Troubleshooting Apache Spark — GZ Splitting Woes!

You’ve spent hours, no, days getting your Spark cluster up and running (maybe it’s on YARN, maybe Mesos, or even just standalone). It’s a shiny thing with over 50 instances running in AWS, burning money at a furious pace. You run your first ETL job and…

wait, it’s only using ONE EXECUTOR? WHY IN HEAVEN’S NAME $#$%$%@$%^?

You start messing around with spark.default.parallelism, going so far as adding explicit parallelism parameters in all your RDD calls…and yet…nothing.

So here’s what could be going wrong. When you make an RDD, Spark splits the RDD into partitions based on either the spark.default.parallelism value, or the user-supplied value:

(spark.default.parallelism = 2)


scala> sc.parallelize(Seq(1,2,3)).toDebugString
res12: String = (2) ParallelCollectionRDD[4] at parallelize at :22 []

scala> sc.parallelize(Seq(1,2,3), 200).toDebugString
res13: String = (200) ParallelCollectionRDD[5] at parallelize at :22 []

Let’s load in a text file!


scala> sc.textFile("CHANGES.txt",200).toDebugString
res15: String = 
(200) MapPartitionsRDD[9] at textFile at :22 []
  |   CHANGES.txt HadoopRDD[8] at textFile at :22 []

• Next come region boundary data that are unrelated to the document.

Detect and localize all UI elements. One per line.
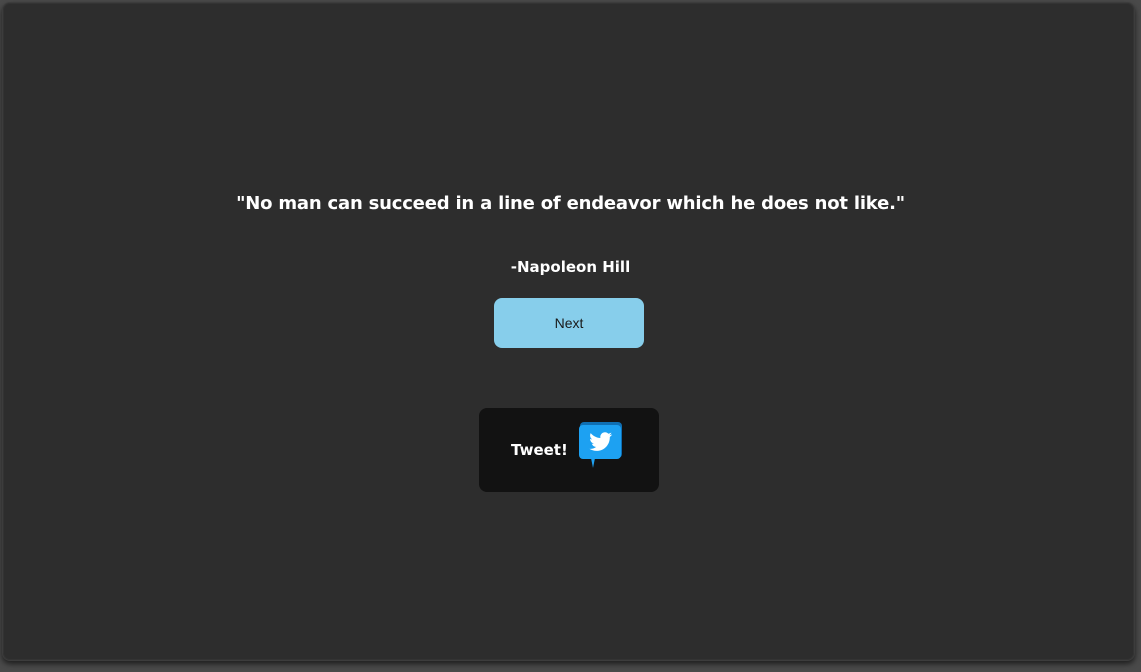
quote-text: "No man can succeed in a line of endeavo… [236,193,905,214]
tweet-label: Tweet! [511,441,568,459]
next-button[interactable]: Next [494,298,644,348]
twitter-icon [579,422,622,468]
quote-author: -Napoleon Hill [510,258,631,276]
tweet-button[interactable]: Tweet! [479,408,659,492]
quote-app: "No man can succeed in a line of endeavo… [0,0,1141,672]
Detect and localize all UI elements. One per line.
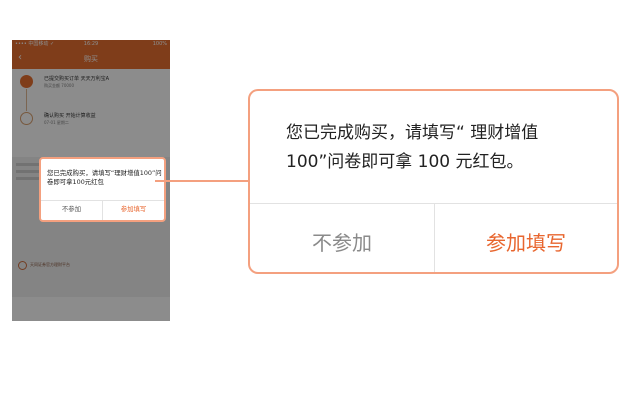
- accept-button[interactable]: 参加填写: [103, 204, 164, 213]
- dialog-message: 您已完成购买，请填写“ 理财增值100”问卷即可拿 100 元红包。: [286, 123, 539, 172]
- phone-screenshot: 已提交购买订单 天天万利宝A 购买金额 70000 确认购买 开始计算收益 07…: [12, 40, 170, 321]
- decline-button[interactable]: 不参加: [41, 204, 102, 213]
- accept-button[interactable]: 参加填写: [435, 227, 617, 256]
- survey-dialog-zoomed: 您已完成购买，请填写“ 理财增值100”问卷即可拿 100 元红包。 不参加 参…: [248, 89, 619, 274]
- callout-connector: [155, 180, 248, 182]
- survey-dialog-mini: 您已完成购买，请填写“理财增值100”问卷即可拿100元红包 不参加 参加填写: [39, 157, 166, 222]
- dialog-message: 您已完成购买，请填写“理财增值100”问卷即可拿100元红包: [47, 169, 162, 186]
- decline-button[interactable]: 不参加: [250, 227, 434, 256]
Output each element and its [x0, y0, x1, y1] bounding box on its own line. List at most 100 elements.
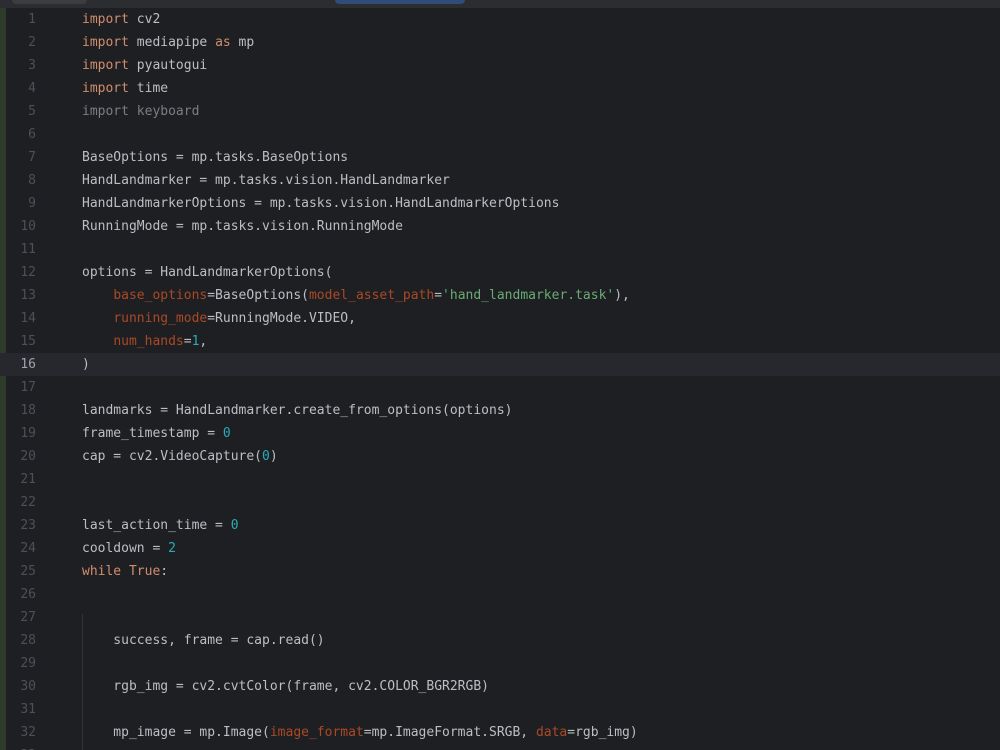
- code-line[interactable]: 13 base_options=BaseOptions(model_asset_…: [0, 284, 1000, 307]
- line-number: 11: [20, 242, 36, 257]
- code-token: import: [82, 35, 129, 50]
- code-text[interactable]: RunningMode = mp.tasks.vision.RunningMod…: [82, 215, 403, 238]
- code-text[interactable]: running_mode=RunningMode.VIDEO,: [82, 307, 356, 330]
- line-number: 30: [20, 679, 36, 694]
- code-token: RunningMode = mp.tasks.vision.RunningMod…: [82, 219, 403, 234]
- line-number: 16: [20, 357, 36, 372]
- code-line[interactable]: 16): [0, 353, 1000, 376]
- code-text[interactable]: BaseOptions = mp.tasks.BaseOptions: [82, 146, 348, 169]
- code-editor[interactable]: 1 import cv2 2 import mediapipe as mp 3 impor…: [0, 0, 1000, 750]
- code-text[interactable]: HandLandmarkerOptions = mp.tasks.vision.…: [82, 192, 559, 215]
- code-line[interactable]: 23 last_action_time = 0: [0, 514, 1000, 537]
- code-token: mp: [230, 35, 255, 50]
- code-token: success, frame = cap.read(): [82, 633, 325, 648]
- code-token: =: [183, 334, 192, 349]
- code-line[interactable]: 2 import mediapipe as mp: [0, 31, 1000, 54]
- code-line[interactable]: 26: [0, 583, 1000, 606]
- code-token: 0: [222, 426, 231, 441]
- line-number: 14: [20, 311, 36, 326]
- code-text[interactable]: last_action_time = 0: [82, 514, 239, 537]
- code-line[interactable]: 25 while True:: [0, 560, 1000, 583]
- code-line[interactable]: 28 success, frame = cap.read(): [0, 629, 1000, 652]
- code-token: frame_timestamp =: [82, 426, 223, 441]
- code-text[interactable]: num_hands=1,: [82, 330, 207, 353]
- code-token: ): [82, 357, 90, 372]
- code-line[interactable]: 8 HandLandmarker = mp.tasks.vision.HandLa…: [0, 169, 1000, 192]
- code-line[interactable]: 3 import pyautogui: [0, 54, 1000, 77]
- code-token: ): [269, 449, 278, 464]
- editor-tab[interactable]: [12, 0, 87, 4]
- code-text[interactable]: rgb_img = cv2.cvtColor(frame, cv2.COLOR_…: [82, 675, 489, 698]
- code-line[interactable]: 7 BaseOptions = mp.tasks.BaseOptions: [0, 146, 1000, 169]
- code-line[interactable]: 33: [0, 744, 1000, 750]
- code-line[interactable]: 30 rgb_img = cv2.cvtColor(frame, cv2.COL…: [0, 675, 1000, 698]
- code-line[interactable]: 22: [0, 491, 1000, 514]
- code-line[interactable]: 29: [0, 652, 1000, 675]
- line-number: 21: [20, 472, 36, 487]
- code-text[interactable]: cap = cv2.VideoCapture(0): [82, 445, 278, 468]
- code-line[interactable]: 10 RunningMode = mp.tasks.vision.RunningM…: [0, 215, 1000, 238]
- line-number: 7: [28, 150, 36, 165]
- line-number: 3: [28, 58, 36, 73]
- code-token: last_action_time =: [82, 518, 231, 533]
- code-text[interactable]: options = HandLandmarkerOptions(: [82, 261, 332, 284]
- code-text[interactable]: import keyboard: [82, 100, 199, 123]
- code-text[interactable]: success, frame = cap.read(): [82, 629, 325, 652]
- code-line[interactable]: 12 options = HandLandmarkerOptions(: [0, 261, 1000, 284]
- code-token: ,: [199, 334, 208, 349]
- code-area[interactable]: 1 import cv2 2 import mediapipe as mp 3 impor…: [0, 8, 1000, 750]
- code-line[interactable]: 24 cooldown = 2: [0, 537, 1000, 560]
- code-line[interactable]: 5 import keyboard: [0, 100, 1000, 123]
- code-line[interactable]: 9 HandLandmarkerOptions = mp.tasks.vision…: [0, 192, 1000, 215]
- code-token: 0: [230, 518, 239, 533]
- code-text[interactable]: import time: [82, 77, 168, 100]
- code-token: time: [128, 81, 169, 96]
- code-line[interactable]: 19 frame_timestamp = 0: [0, 422, 1000, 445]
- code-token: cap = cv2.VideoCapture(: [82, 449, 263, 464]
- code-line[interactable]: 31: [0, 698, 1000, 721]
- line-number: 22: [20, 495, 36, 510]
- line-number: 23: [20, 518, 36, 533]
- line-number: 4: [28, 81, 36, 96]
- code-line[interactable]: 32 mp_image = mp.Image(image_format=mp.I…: [0, 721, 1000, 744]
- code-text[interactable]: landmarks = HandLandmarker.create_from_o…: [82, 399, 512, 422]
- code-token: ),: [614, 288, 630, 303]
- code-line[interactable]: 21: [0, 468, 1000, 491]
- code-text[interactable]: import pyautogui: [82, 54, 207, 77]
- code-line[interactable]: 1 import cv2: [0, 8, 1000, 31]
- code-line[interactable]: 17: [0, 376, 1000, 399]
- code-token: mp_image = mp.Image(: [82, 725, 270, 740]
- code-text[interactable]: HandLandmarker = mp.tasks.vision.HandLan…: [82, 169, 450, 192]
- code-token: import: [82, 81, 129, 96]
- code-text[interactable]: frame_timestamp = 0: [82, 422, 231, 445]
- code-line[interactable]: 11: [0, 238, 1000, 261]
- code-text[interactable]: while True:: [82, 560, 168, 583]
- code-token: running_mode: [113, 311, 208, 326]
- code-token: import keyboard: [82, 104, 200, 119]
- code-line[interactable]: 15 num_hands=1,: [0, 330, 1000, 353]
- code-line[interactable]: 20 cap = cv2.VideoCapture(0): [0, 445, 1000, 468]
- code-line[interactable]: 4 import time: [0, 77, 1000, 100]
- code-token: =: [434, 288, 443, 303]
- code-text[interactable]: import mediapipe as mp: [82, 31, 254, 54]
- line-number: 18: [20, 403, 36, 418]
- code-line[interactable]: 27: [0, 606, 1000, 629]
- line-number: 1: [28, 12, 36, 27]
- code-line[interactable]: 14 running_mode=RunningMode.VIDEO,: [0, 307, 1000, 330]
- code-token: num_hands: [113, 334, 184, 349]
- code-text[interactable]: mp_image = mp.Image(image_format=mp.Imag…: [82, 721, 637, 744]
- code-token: pyautogui: [128, 58, 208, 73]
- code-line[interactable]: 18 landmarks = HandLandmarker.create_from…: [0, 399, 1000, 422]
- line-number: 9: [28, 196, 36, 211]
- code-token: HandLandmarkerOptions = mp.tasks.vision.…: [82, 196, 560, 211]
- code-line[interactable]: 6: [0, 123, 1000, 146]
- code-text[interactable]: base_options=BaseOptions(model_asset_pat…: [82, 284, 630, 307]
- code-text[interactable]: ): [82, 353, 90, 376]
- code-text[interactable]: import cv2: [82, 8, 160, 31]
- code-text[interactable]: cooldown = 2: [82, 537, 176, 560]
- editor-tab-active[interactable]: [335, 0, 465, 4]
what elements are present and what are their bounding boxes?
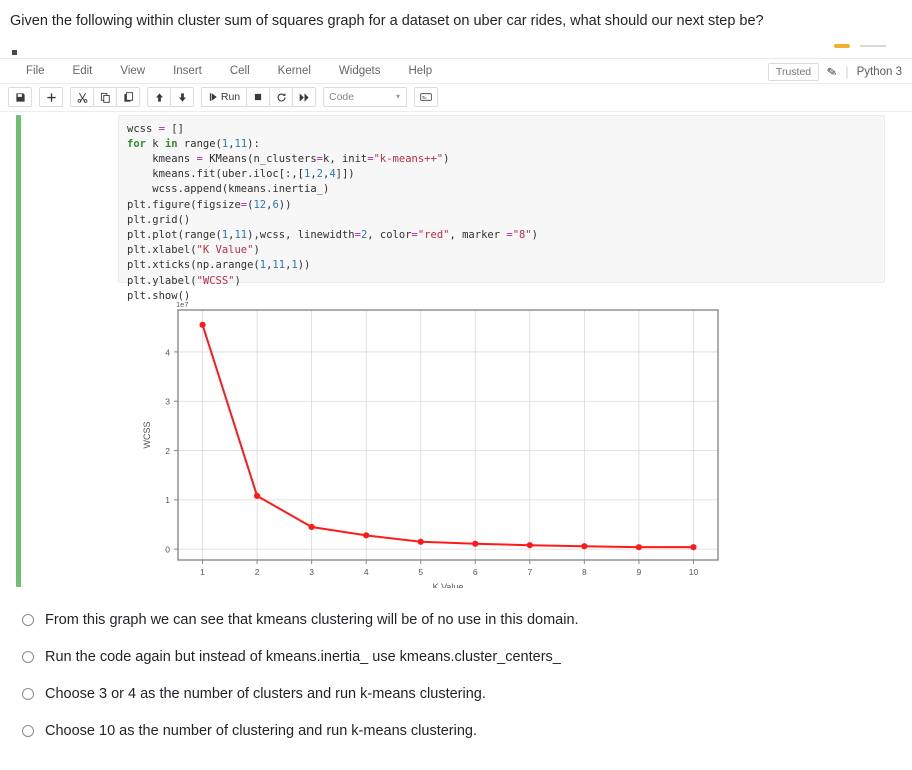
move-cell-up-button[interactable]: [147, 87, 171, 108]
kernel-status-area: Trusted ✎ | Python 3: [767, 59, 902, 85]
option-label-c: Choose 3 or 4 as the number of clusters …: [45, 686, 486, 703]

Well, that looks fine. But maybe you’re not loading in a simple text file. Maybe, just maybe, you’re storing your input files in a compressed manner (perhaps to save space on S3).


scala> sc.textFile("CHANGES.txt",200).toDebugString
res15: String = 
(200) MapPartitionsRDD[9] at textFile at :22 []
  |   CHANGES.txt HadoopRDD[8] at textFile at :22 []

scala> sc.textFile(“C.gz”,200).toDebugString
(1) MapPartitionsRDD[13] at textFile at :22 []
 |  C.gz HadoopRDD[12] at textFile at :22 []

Eh? We’ve asked for 200 partitions, and we’ve only got one. What’s wrong? Well, you’ve probably already guessed - Spark can split a text file into a bunch of lines with no trouble, and the cores can operate on those bunches separately. But it’s not magic; it can’t split a GZ file and somehow magically decompress chunks of binary. Hence one partition, one core.

Is there anything that can be done? Well, you could look into storing the files uncompressed. It’s the easiest solution! But not always the most practical. Or you could take a look at using LZO compression, which has a different encoding so it can be split across a cluster (at the cost of less compression overall). But maybe you can’t control the choice of compression, either. Enter repartition:


scala>  sc.textFile("C.gz").repartition(100).toDebugString
res38: String = 
(100) MapPartitionsRDD[43] at repartition at :22 []
  |   CoalescedRDD[42] at repartition at :22 []
  |   ShuffledRDD[41] at repartition at :22 []
  +-(1) MapPartitionsRDD[40] at repartition at :22 []
     |  MapPartitionsRDD[39] at textFile at :22 []
     |  C.gz HadoopRDD[38] at textFile at :22 []

Of course, you’ve spotted the ShuffledRDD in the lineage above. After all, if you want the information to be spread around the cluster…you are actually going to have to spread it around the cluster. This is likely to cause a performance hit at the start of a Spark job, but this overhead may be worth incurring if the rest of the processing is distributing more evenly. Test, evaluate, and take your fancy!